Making the rounds today, I popped over to JA Konrath's blog where he had a post about pride. Joe always manages to say something interesting. I loved this snippet:
While no one likes a braggart or a boaster, and being around someone who talks about themselves constantly is a major bore, I believe that many writers became writers because of a need to show off. After all, it takes a large ego to write words down on paper and believe that others will not only enjoy them, but pay you for the privilege of reading them.
I'd never quite thought about it that way. Do I have a big ego? Do I write because I want to show off? It's possible, sure. I bet there are a lot of people who will object. Who will say, “No, I write because I love it” or “I write because I can't do anything else” or “I write for me.”
Well, I can't do anything else either. Believe me, I've tried. I don't enjoy the elses and I'd really, really prefer someone pay me to write so I can do it exclusively.
I also write because I love it and I write to entertain myself. But I damn sure want the check and I want other people to read what I write and to want more of it.
It's funny how this post got me to thinking about being a show off. I'm an introvert, like many writers, and yet I absolutely love it when I do something well and someone compliments me on it. I was fiercely competitive in my academic career — not against others, but simply against myself. I had to get the A, had to get the kudos. Life simply would not be complete (I thought) if I didn't make Phi Kappa Phi.
All the A's and honor societies in the world haven't made much of a difference in my post-academic life. But I had to have them.
So now it's writing. I really don't think of myself as having a big ego. I'm pretty easy going. I love it when my CP likes something I've written, though, and I guess there could be a big ol' monster lurking inside who believes that others will too.
Do you think it takes a large ego to write? Or does it take a large ego to want to share the writing? Is one different from the other? It's certainly something to ponder, especially for the introverts who like to stay holed up all day and can't imagine having to get dressed and go network for the sake of their words. Hmmm.
There are some who will say you are not an “artiste” unless you have no need to be acknowledged for your work.
Bullsh*t. I’m not in this for my health. I don’t wish to be revered after I’m dead (although it would be nice)–I’d like some recognitions now, thanks very much.
Not that I have instant gratification needs or anything…
Sheesh, I guess I’m not an artiste then. 😉 I agree it’d be nice to be analyzed, a la Jane Austen, a couple of hundred years from now, but if my choice were that or success now, I think I’d take success now.

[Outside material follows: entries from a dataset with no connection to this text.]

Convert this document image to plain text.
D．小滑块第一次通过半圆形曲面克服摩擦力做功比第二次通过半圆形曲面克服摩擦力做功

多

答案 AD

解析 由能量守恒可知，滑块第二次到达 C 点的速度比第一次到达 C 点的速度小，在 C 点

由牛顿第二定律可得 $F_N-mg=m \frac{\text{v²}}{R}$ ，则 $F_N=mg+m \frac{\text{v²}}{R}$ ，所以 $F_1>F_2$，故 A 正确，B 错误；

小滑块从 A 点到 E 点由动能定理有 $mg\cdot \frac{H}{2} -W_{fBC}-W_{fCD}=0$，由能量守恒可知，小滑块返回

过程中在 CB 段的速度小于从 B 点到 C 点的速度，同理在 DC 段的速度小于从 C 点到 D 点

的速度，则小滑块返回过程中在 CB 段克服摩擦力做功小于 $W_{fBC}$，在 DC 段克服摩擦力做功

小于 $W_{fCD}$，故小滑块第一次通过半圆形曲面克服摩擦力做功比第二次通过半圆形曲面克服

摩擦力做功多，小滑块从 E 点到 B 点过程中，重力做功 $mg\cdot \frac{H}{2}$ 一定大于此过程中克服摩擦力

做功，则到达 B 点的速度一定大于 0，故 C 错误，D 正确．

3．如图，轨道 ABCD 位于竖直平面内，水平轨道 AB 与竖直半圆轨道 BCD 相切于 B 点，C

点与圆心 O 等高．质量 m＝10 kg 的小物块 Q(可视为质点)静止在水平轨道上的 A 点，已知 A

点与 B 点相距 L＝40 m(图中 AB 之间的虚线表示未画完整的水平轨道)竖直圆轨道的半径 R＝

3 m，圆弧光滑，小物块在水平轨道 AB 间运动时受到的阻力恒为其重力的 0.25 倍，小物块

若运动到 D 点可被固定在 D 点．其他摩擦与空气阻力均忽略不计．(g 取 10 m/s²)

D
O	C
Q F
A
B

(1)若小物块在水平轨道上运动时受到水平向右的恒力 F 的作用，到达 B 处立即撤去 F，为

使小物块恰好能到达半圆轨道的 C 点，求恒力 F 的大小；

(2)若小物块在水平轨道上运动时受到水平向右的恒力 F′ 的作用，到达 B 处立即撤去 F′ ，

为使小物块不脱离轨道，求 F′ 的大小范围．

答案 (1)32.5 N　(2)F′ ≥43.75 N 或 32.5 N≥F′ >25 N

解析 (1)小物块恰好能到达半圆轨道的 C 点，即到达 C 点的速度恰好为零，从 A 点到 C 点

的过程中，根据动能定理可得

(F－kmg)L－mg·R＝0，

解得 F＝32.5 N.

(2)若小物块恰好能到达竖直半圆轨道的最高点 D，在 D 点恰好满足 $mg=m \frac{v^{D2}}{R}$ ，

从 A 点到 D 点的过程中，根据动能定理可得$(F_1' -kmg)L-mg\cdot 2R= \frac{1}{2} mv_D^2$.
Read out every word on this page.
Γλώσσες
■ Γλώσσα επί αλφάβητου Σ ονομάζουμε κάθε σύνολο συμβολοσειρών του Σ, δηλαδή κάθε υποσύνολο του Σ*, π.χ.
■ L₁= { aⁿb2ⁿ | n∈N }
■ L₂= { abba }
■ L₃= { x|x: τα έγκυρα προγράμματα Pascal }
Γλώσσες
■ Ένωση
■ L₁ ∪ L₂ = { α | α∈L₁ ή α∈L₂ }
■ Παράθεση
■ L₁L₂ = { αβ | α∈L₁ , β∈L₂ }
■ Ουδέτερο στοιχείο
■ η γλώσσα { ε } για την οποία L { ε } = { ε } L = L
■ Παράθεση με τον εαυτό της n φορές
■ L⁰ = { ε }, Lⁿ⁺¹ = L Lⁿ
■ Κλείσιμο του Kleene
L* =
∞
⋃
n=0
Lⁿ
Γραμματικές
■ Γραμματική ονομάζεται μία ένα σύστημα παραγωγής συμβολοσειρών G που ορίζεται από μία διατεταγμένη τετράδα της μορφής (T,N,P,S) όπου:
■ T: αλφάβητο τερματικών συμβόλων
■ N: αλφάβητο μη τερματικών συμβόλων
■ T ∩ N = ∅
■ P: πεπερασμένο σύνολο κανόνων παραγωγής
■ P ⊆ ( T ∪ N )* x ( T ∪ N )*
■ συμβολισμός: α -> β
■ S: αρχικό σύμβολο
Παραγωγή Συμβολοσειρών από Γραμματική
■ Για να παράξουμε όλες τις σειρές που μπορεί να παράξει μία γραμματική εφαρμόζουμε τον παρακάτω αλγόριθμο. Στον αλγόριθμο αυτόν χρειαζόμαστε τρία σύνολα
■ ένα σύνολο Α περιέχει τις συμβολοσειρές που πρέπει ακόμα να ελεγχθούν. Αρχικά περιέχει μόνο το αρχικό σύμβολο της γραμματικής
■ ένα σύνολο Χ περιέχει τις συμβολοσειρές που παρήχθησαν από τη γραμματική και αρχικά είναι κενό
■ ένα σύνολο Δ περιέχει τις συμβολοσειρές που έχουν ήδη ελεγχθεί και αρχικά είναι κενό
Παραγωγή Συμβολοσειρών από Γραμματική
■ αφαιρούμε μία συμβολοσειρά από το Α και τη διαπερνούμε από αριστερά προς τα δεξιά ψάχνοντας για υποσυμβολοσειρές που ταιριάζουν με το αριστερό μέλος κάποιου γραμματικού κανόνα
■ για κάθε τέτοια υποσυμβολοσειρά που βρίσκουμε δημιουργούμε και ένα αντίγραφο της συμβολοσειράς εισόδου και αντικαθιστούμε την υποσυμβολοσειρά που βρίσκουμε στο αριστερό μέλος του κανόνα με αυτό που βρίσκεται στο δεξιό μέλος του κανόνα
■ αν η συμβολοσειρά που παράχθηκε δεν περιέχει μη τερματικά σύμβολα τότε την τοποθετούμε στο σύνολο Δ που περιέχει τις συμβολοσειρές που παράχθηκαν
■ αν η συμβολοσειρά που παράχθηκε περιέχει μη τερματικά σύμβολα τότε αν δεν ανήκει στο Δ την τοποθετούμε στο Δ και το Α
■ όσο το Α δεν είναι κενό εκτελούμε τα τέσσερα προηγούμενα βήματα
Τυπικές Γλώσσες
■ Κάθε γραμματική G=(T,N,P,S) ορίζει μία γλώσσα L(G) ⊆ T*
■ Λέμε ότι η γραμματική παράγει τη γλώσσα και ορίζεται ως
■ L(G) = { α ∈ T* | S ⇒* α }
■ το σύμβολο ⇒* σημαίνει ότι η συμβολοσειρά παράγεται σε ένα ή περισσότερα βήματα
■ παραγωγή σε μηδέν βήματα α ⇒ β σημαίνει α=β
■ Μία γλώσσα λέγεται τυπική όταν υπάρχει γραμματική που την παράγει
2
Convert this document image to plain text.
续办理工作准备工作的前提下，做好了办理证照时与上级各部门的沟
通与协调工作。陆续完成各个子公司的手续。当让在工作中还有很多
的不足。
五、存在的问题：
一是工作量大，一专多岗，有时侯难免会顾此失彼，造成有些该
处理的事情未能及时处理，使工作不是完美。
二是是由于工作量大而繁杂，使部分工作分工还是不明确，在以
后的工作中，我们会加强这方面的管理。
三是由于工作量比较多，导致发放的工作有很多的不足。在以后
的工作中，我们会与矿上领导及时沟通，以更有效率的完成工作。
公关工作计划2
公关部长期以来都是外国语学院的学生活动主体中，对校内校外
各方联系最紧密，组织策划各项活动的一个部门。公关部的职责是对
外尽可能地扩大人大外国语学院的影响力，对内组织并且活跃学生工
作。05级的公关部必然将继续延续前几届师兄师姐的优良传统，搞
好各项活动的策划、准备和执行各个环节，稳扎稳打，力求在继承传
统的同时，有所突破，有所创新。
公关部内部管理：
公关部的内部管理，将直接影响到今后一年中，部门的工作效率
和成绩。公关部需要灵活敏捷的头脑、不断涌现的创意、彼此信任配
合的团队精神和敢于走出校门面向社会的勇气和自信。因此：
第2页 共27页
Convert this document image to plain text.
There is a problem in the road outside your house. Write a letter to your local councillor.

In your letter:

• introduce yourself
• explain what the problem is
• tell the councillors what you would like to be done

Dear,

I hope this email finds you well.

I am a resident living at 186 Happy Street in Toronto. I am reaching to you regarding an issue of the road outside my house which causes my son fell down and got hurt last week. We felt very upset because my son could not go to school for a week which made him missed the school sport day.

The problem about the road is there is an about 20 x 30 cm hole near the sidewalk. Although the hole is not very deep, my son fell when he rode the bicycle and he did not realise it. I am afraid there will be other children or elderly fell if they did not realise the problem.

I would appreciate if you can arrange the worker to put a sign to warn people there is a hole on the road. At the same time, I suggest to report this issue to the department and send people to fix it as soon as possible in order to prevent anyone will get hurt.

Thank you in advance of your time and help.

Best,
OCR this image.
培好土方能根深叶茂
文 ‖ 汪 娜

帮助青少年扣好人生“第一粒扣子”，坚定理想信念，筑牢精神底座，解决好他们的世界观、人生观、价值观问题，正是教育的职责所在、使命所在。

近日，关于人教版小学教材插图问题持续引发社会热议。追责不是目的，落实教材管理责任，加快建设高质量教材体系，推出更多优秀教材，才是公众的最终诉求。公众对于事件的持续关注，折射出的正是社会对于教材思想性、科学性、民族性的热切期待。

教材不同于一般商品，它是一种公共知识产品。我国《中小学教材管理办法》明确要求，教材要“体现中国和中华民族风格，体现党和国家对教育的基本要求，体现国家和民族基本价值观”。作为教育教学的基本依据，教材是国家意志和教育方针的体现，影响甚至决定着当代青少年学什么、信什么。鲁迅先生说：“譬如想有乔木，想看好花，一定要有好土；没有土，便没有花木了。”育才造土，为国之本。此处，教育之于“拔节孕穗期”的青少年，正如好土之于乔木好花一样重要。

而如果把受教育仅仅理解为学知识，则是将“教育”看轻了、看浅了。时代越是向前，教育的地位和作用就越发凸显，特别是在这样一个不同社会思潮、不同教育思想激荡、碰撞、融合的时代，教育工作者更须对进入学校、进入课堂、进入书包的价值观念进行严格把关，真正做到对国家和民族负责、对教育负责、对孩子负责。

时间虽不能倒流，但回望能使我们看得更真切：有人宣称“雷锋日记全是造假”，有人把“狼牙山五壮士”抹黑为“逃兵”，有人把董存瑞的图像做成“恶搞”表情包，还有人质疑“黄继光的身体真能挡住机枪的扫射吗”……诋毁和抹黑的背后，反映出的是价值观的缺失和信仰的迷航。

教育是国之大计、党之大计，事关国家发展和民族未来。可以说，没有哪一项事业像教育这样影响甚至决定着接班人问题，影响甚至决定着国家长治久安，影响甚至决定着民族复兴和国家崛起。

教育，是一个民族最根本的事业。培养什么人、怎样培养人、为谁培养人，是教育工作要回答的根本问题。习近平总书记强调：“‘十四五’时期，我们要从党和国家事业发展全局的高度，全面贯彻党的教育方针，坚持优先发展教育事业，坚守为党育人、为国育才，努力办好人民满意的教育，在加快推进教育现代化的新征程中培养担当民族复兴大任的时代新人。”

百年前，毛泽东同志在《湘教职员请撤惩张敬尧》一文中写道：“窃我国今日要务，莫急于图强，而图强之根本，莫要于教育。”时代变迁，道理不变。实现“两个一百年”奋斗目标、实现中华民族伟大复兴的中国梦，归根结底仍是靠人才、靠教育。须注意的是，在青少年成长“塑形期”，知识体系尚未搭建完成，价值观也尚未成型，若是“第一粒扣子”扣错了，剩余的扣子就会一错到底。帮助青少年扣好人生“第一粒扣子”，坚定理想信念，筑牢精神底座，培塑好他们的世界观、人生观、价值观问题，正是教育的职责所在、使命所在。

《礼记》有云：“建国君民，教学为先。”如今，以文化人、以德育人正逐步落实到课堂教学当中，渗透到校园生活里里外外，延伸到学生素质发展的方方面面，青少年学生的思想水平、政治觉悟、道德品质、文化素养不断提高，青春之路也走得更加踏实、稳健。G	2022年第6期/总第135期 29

Wow, maybe I do have a big ego. I’d just never thought of myself that way before…. 🙂
I am more into the Zen of writing… losing ego as I write.
Success would definitely be nice. 🙂 And there’s nothing like trying to write through a rough spot and being stuck to make you lose ego, even if it’s only temporary. 🙂
I write because I like to disappear into my world of make believe. I get to call the shots there. 🙂 As for the comment you quoted about ego, I think the writer’s logic is flawed. Using his example, we could say the same for all artists and workers. Anybody who does something or creates something and wants to be paid for it must be on an ego trip as well. LOL! Famous Amos, Alexander Graham Bell, Charlotte Brontë, Rachmaninoff, Picasso, Henry Ford, Marie Callender, Einstein, Freud, et al produced/created/made things too hoping to get paid. So did they have gigantic egos? Or is the ego issue a natural product of the human condition? I think the latter. Trust me, writers are no more ego-driven than anyone else.
There might be a thread of truth in Konrath’s premise, but it’s not the up-front, in your face kind of ego. It’s believing that one can do something highly individual and be recognised in some way for it (hopefully with a check). But unlike the true egotist, a writer’s ego is fragile and volatile. He fights for it every day. It dies and is reborn a million times.